Reputation: 301
I've set up a caching server for a site through nginx 1.6.3 on CentOS 7, and it's configured to add http headers to served files to show if said files came from the caching server (HIT, MISS, or BYPASS) like so:
add_header X-Cached $upstream_cache_status;
However, i'd like to see if there's a way to add a header to display the age of the cached file, as my solution has proxy_cache_valid 200 60m;
set, and i'd like to check that it's respecting that setting.
So what i'm looking for would be something like:
add_header Cache-Age $upstream_cache_age;
I'm unable to find anything of the sort though, can you help?
Thanks
Upvotes: 20
Views: 3708
Reputation: 579
I made a solution that works for this, with the Lua module, in this question: Nginx: Add “Age” header, with Lua. Is this a good solution?
I'm going to post here the code, for any suggestion it would be better to discuss it in the other link, where I explain it in more detail.
map $upstream_http_Date $mapdate {
default $upstream_http_Date;
'' 'Sat, 21 Dec 2019 00:00:00 GMT';
}
Inside location:
header_filter_by_lua_block {
ngx.header["Age"] = ngx.time() - ngx.parse_http_time(ngx.var.mapdate);
}
Upvotes: 0
Reputation: 9072
I spent some time attempting to solve this with the Nginx Perl module, which does not seem to have access to $upstream_http_NAME headers that would allow you to successfully calculate the current time from a timestamp header that your proxied application created during render time.

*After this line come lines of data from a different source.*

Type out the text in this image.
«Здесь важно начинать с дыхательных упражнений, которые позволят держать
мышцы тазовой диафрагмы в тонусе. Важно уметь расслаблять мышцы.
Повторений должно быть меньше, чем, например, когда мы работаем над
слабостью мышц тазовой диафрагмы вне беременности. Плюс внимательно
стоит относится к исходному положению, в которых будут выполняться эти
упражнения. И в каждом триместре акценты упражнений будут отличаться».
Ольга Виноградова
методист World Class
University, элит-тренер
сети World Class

Alternatively, you could use a different caching layer architecture like Varnish Cache, which does indeed provide the Age
HTTP response header:
http://book.varnish-software.com/3.0/HTTP.html#age
Upvotes: 0
Reputation: 27218
The nginx documentation is quite exhaustive — there's no variable with the direct relative age of the cached file.

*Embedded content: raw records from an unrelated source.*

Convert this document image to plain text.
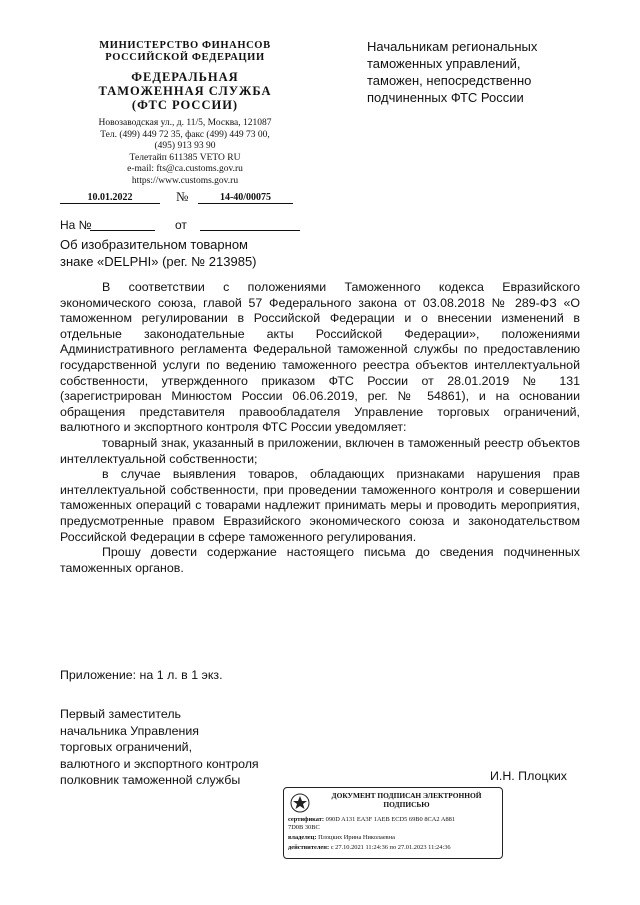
МИНИСТЕРСТВО ФИНАНСОВ
РОССИЙСКОЙ ФЕДЕРАЦИИ
ФЕДЕРАЛЬНАЯ
ТАМОЖЕННАЯ СЛУЖБА
(ФТС РОССИИ)
Новозаводская ул., д. 11/5, Москва, 121087
Тел. (499) 449 72 35, факс (499) 449 73 00,
(495) 913 93 90
Телетайп 611385 VETO RU
e-mail: fts@ca.customs.gov.ru
https://www.customs.gov.ru
Начальникам региональных
таможенных управлений,
таможен, непосредственно
подчиненных ФТС России
10.01.2022	№	14-40/00075
На №	от
Об изобразительном товарном
знаке «DELPHI» (рег. № 213985)

В соответствии с положениями Таможенного кодекса Евразийского экономического союза, главой 57 Федерального закона от 03.08.2018 № 289-ФЗ «О таможенном регулировании в Российской Федерации и о внесении изменений в отдельные законодательные акты Российской Федерации», положениями Административного регламента Федеральной таможенной службы по предоставлению государственной услуги по ведению таможенного реестра объектов интеллектуальной собственности, утвержденного приказом ФТС России от 28.01.2019 № 131 (зарегистрирован Минюстом России 06.06.2019, рег. № 54861), и на основании обращения представителя правообладателя Управление торговых ограничений, валютного и экспортного контроля ФТС России уведомляет:

товарный знак, указанный в приложении, включен в таможенный реестр объектов интеллектуальной собственности;

в случае выявления товаров, обладающих признаками нарушения прав интеллектуальной собственности, при проведении таможенного контроля и совершении таможенных операций с товарами надлежит принимать меры и проводить мероприятия, предусмотренные правом Евразийского экономического союза и законодательством Российской Федерации в сфере таможенного регулирования.

Прошу довести содержание настоящего письма до сведения подчиненных таможенных органов.

Приложение: на 1 л. в 1 экз.
Первый заместитель
начальника Управления
торговых ограничений,
валютного и экспортного контроля
полковник таможенной службы	И.Н. Плоцких
ДОКУМЕНТ ПОДПИСАН ЭЛЕКТРОННОЙ
ПОДПИСЬЮ
сертификат: 090D A131 EA3F 1AEB ECD5 69B0 8CA2 A881
7D0B 30BC
владелец: Плоцких Ирина Николаевна
действителен: с 27.10.2021 11:24:36 по 27.01.2023 11:24:36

The best way would be to use the $upstream_http_
variable class to get the absolute age of the resource by picking up its Date
header through $upsteam_http_date
.
add_header X-Cache-Date $upstream_http_date;
For the semantic meaning of the Date
header field in HTTP/1.1, refer to rfc7231#section-7.1.1.2, which describes it as the time of the HTTP response generation, so, basically, this should accomplish exactly what you want (especially if the backend runs with the same timecounter).